И когда телега поравнялась с денником, Шквал высунул голову и шею, ухватился зубами за хомут Орлика и в полном смысле этого слова поднял ни в чем неповинную лошадку в воздух! Невысоко, сантиметров на двадцать от земли, но все наблюдавшие это зрелище были в восторге. Кроме, пожалуй, самого Орлика, который вообще никак не отреагировал. Висел и дожевывал сворованный где-то кусок сена.

Жаль, что в эфир эти кадры не пошли – освещение подвело. Но на кассете, которую я забрала потом у оператора, эта сцена есть.

В прочем, далеко не все было так весело И не все хорошо кончалось. Одни из последних съемок – уже в сентябре – проходили под дождем. Мелким, но холодным. По просьбе корреспондента я поездила шагом-рысью-галопом, сделала несколько прыжков и пошла в конюшню давать интервью. А Саша остался отшагивать Шквала.

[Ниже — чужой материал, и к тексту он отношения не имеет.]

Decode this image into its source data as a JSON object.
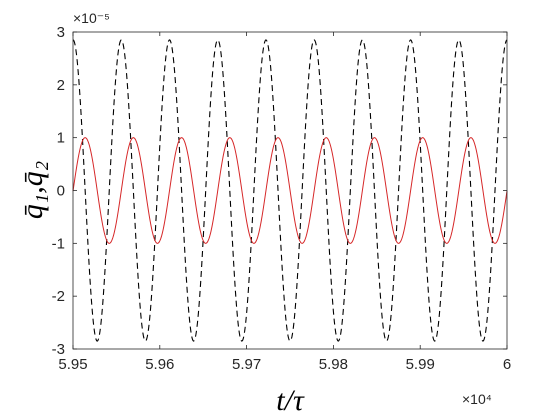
{
  "chart_data": {
    "type": "line",
    "title": "",
    "xlabel": "t/τ",
    "ylabel": "q̄₁,q̄₂",
    "x_exponent_label": "×10⁴",
    "y_exponent_label": "×10⁻⁵",
    "xlim": [
      5.95,
      6.0
    ],
    "ylim": [
      -3,
      3
    ],
    "x_ticks": [
      5.95,
      5.96,
      5.97,
      5.98,
      5.99,
      6.0
    ],
    "x_tick_labels": [
      "5.95",
      "5.96",
      "5.97",
      "5.98",
      "5.99",
      "6"
    ],
    "y_ticks": [
      -3,
      -2,
      -1,
      0,
      1,
      2,
      3
    ],
    "y_tick_labels": [
      "-3",
      "-2",
      "-1",
      "0",
      "1",
      "2",
      "3"
    ],
    "grid": false,
    "legend": "none",
    "colors": {
      "axes": "#262626",
      "series_dashed": "#000000",
      "series_solid": "#d62728"
    },
    "series": [
      {
        "style": "dashed",
        "color": "#000000",
        "form": "sinusoid",
        "amplitude": 2.85,
        "period": 0.005555,
        "phase_deg": 90,
        "reference_peak_x": 5.9514
      },
      {
        "style": "solid",
        "color": "#d62728",
        "form": "sinusoid",
        "amplitude": 1.0,
        "period": 0.005555,
        "phase_deg": 0,
        "reference_peak_x": 5.9514
      }
    ]
  }
}
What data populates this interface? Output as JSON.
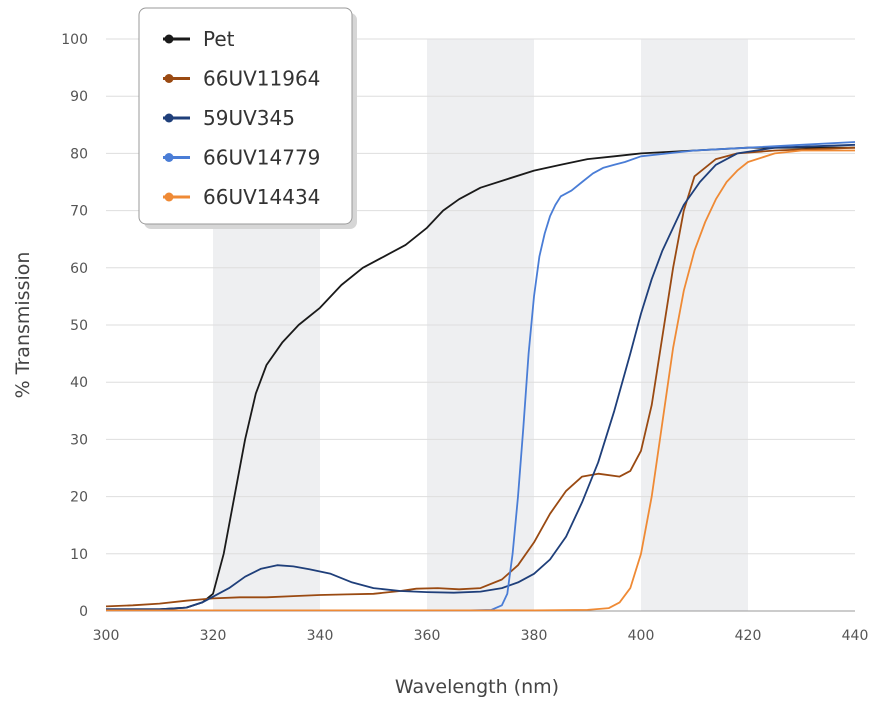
{
  "chart_data": {
    "type": "line",
    "title": "",
    "xlabel": "Wavelength (nm)",
    "ylabel": "% Transmission",
    "xlim": [
      300,
      440
    ],
    "ylim": [
      0,
      100
    ],
    "x_ticks": [
      300,
      320,
      340,
      360,
      380,
      400,
      420,
      440
    ],
    "y_ticks": [
      0,
      10,
      20,
      30,
      40,
      50,
      60,
      70,
      80,
      90,
      100
    ],
    "x_tick_labels": [
      "300",
      "320",
      "340",
      "360",
      "380",
      "400",
      "420",
      "440"
    ],
    "y_tick_labels": [
      "0",
      "10",
      "20",
      "30",
      "40",
      "50",
      "60",
      "70",
      "80",
      "90",
      "100"
    ],
    "grid": true,
    "background_bands": [
      [
        320,
        340
      ],
      [
        360,
        380
      ],
      [
        400,
        420
      ]
    ],
    "legend_position": "top-left",
    "series": [
      {
        "name": "Pet",
        "color": "#1a1a1a",
        "points": [
          [
            300,
            0.3
          ],
          [
            310,
            0.3
          ],
          [
            315,
            0.6
          ],
          [
            318,
            1.5
          ],
          [
            320,
            3
          ],
          [
            322,
            10
          ],
          [
            324,
            20
          ],
          [
            326,
            30
          ],
          [
            328,
            38
          ],
          [
            330,
            43
          ],
          [
            333,
            47
          ],
          [
            336,
            50
          ],
          [
            340,
            53
          ],
          [
            344,
            57
          ],
          [
            348,
            60
          ],
          [
            352,
            62
          ],
          [
            356,
            64
          ],
          [
            360,
            67
          ],
          [
            363,
            70
          ],
          [
            366,
            72
          ],
          [
            370,
            74
          ],
          [
            375,
            75.5
          ],
          [
            380,
            77
          ],
          [
            385,
            78
          ],
          [
            390,
            79
          ],
          [
            395,
            79.5
          ],
          [
            400,
            80
          ],
          [
            410,
            80.5
          ],
          [
            420,
            81
          ],
          [
            430,
            81
          ],
          [
            440,
            81
          ]
        ]
      },
      {
        "name": "66UV11964",
        "color": "#9a4a12",
        "points": [
          [
            300,
            0.8
          ],
          [
            305,
            1
          ],
          [
            310,
            1.3
          ],
          [
            315,
            1.8
          ],
          [
            320,
            2.2
          ],
          [
            325,
            2.4
          ],
          [
            330,
            2.4
          ],
          [
            335,
            2.6
          ],
          [
            340,
            2.8
          ],
          [
            345,
            2.9
          ],
          [
            350,
            3
          ],
          [
            355,
            3.5
          ],
          [
            358,
            3.9
          ],
          [
            362,
            4
          ],
          [
            366,
            3.8
          ],
          [
            370,
            4
          ],
          [
            374,
            5.5
          ],
          [
            377,
            8
          ],
          [
            380,
            12
          ],
          [
            383,
            17
          ],
          [
            386,
            21
          ],
          [
            389,
            23.5
          ],
          [
            392,
            24
          ],
          [
            396,
            23.5
          ],
          [
            398,
            24.5
          ],
          [
            400,
            28
          ],
          [
            402,
            36
          ],
          [
            404,
            48
          ],
          [
            406,
            60
          ],
          [
            408,
            70
          ],
          [
            410,
            76
          ],
          [
            414,
            79
          ],
          [
            418,
            80
          ],
          [
            425,
            80.5
          ],
          [
            440,
            81
          ]
        ]
      },
      {
        "name": "59UV345",
        "color": "#1f3f7a",
        "points": [
          [
            300,
            0.3
          ],
          [
            310,
            0.3
          ],
          [
            315,
            0.6
          ],
          [
            318,
            1.5
          ],
          [
            320,
            2.5
          ],
          [
            323,
            4
          ],
          [
            326,
            6
          ],
          [
            329,
            7.4
          ],
          [
            332,
            8
          ],
          [
            335,
            7.8
          ],
          [
            338,
            7.3
          ],
          [
            342,
            6.5
          ],
          [
            346,
            5
          ],
          [
            350,
            4
          ],
          [
            355,
            3.5
          ],
          [
            360,
            3.3
          ],
          [
            365,
            3.2
          ],
          [
            370,
            3.4
          ],
          [
            374,
            4
          ],
          [
            377,
            5
          ],
          [
            380,
            6.5
          ],
          [
            383,
            9
          ],
          [
            386,
            13
          ],
          [
            389,
            19
          ],
          [
            392,
            26
          ],
          [
            395,
            35
          ],
          [
            398,
            45
          ],
          [
            400,
            52
          ],
          [
            402,
            58
          ],
          [
            404,
            63
          ],
          [
            406,
            67
          ],
          [
            408,
            71
          ],
          [
            411,
            75
          ],
          [
            414,
            78
          ],
          [
            418,
            80
          ],
          [
            425,
            81
          ],
          [
            440,
            81.5
          ]
        ]
      },
      {
        "name": "66UV14779",
        "color": "#4a7dd6",
        "points": [
          [
            300,
            0.1
          ],
          [
            320,
            0.1
          ],
          [
            340,
            0.1
          ],
          [
            360,
            0.1
          ],
          [
            368,
            0.1
          ],
          [
            372,
            0.2
          ],
          [
            374,
            1
          ],
          [
            375,
            3
          ],
          [
            376,
            10
          ],
          [
            377,
            20
          ],
          [
            378,
            32
          ],
          [
            379,
            45
          ],
          [
            380,
            55
          ],
          [
            381,
            62
          ],
          [
            382,
            66
          ],
          [
            383,
            69
          ],
          [
            384,
            71
          ],
          [
            385,
            72.5
          ],
          [
            387,
            73.5
          ],
          [
            389,
            75
          ],
          [
            391,
            76.5
          ],
          [
            393,
            77.5
          ],
          [
            395,
            78
          ],
          [
            397,
            78.5
          ],
          [
            400,
            79.5
          ],
          [
            405,
            80
          ],
          [
            410,
            80.5
          ],
          [
            420,
            81
          ],
          [
            430,
            81.5
          ],
          [
            440,
            82
          ]
        ]
      },
      {
        "name": "66UV14434",
        "color": "#ef8a35",
        "points": [
          [
            300,
            0.1
          ],
          [
            320,
            0.1
          ],
          [
            340,
            0.1
          ],
          [
            360,
            0.1
          ],
          [
            380,
            0.1
          ],
          [
            390,
            0.2
          ],
          [
            394,
            0.5
          ],
          [
            396,
            1.5
          ],
          [
            398,
            4
          ],
          [
            400,
            10
          ],
          [
            402,
            20
          ],
          [
            404,
            33
          ],
          [
            406,
            46
          ],
          [
            408,
            56
          ],
          [
            410,
            63
          ],
          [
            412,
            68
          ],
          [
            414,
            72
          ],
          [
            416,
            75
          ],
          [
            418,
            77
          ],
          [
            420,
            78.5
          ],
          [
            425,
            80
          ],
          [
            430,
            80.5
          ],
          [
            440,
            80.5
          ]
        ]
      }
    ]
  }
}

Сразу после мы занимались с детьми, которых, несмотря на дождь, приехало целых 13 человек. С каждым по полчаса, пусть даже на двух лошадях, что заняло три с половиной часа. И когда мы наконец закончили, Сашу уже хорошо знобило.

И он заболел. И заболел сильно. Говорил, что ходит, как летает – ног не чувствует. А потом начал сильно кашлять и … исчез.

Просто однажды не пришел на тренировку и работу с детьми. И первый раз не привел и не накормил Беллу, которая стояла тогда в сарайчике под наблюдением Саши.
Ключ от этого сарая мне передала Сашина мама. Я была в ярости (еще бы – работа сорвана, кобыла день не кормлена и не поена), и выпытывать, где мой тренер не стала. А она не стала сама говорить.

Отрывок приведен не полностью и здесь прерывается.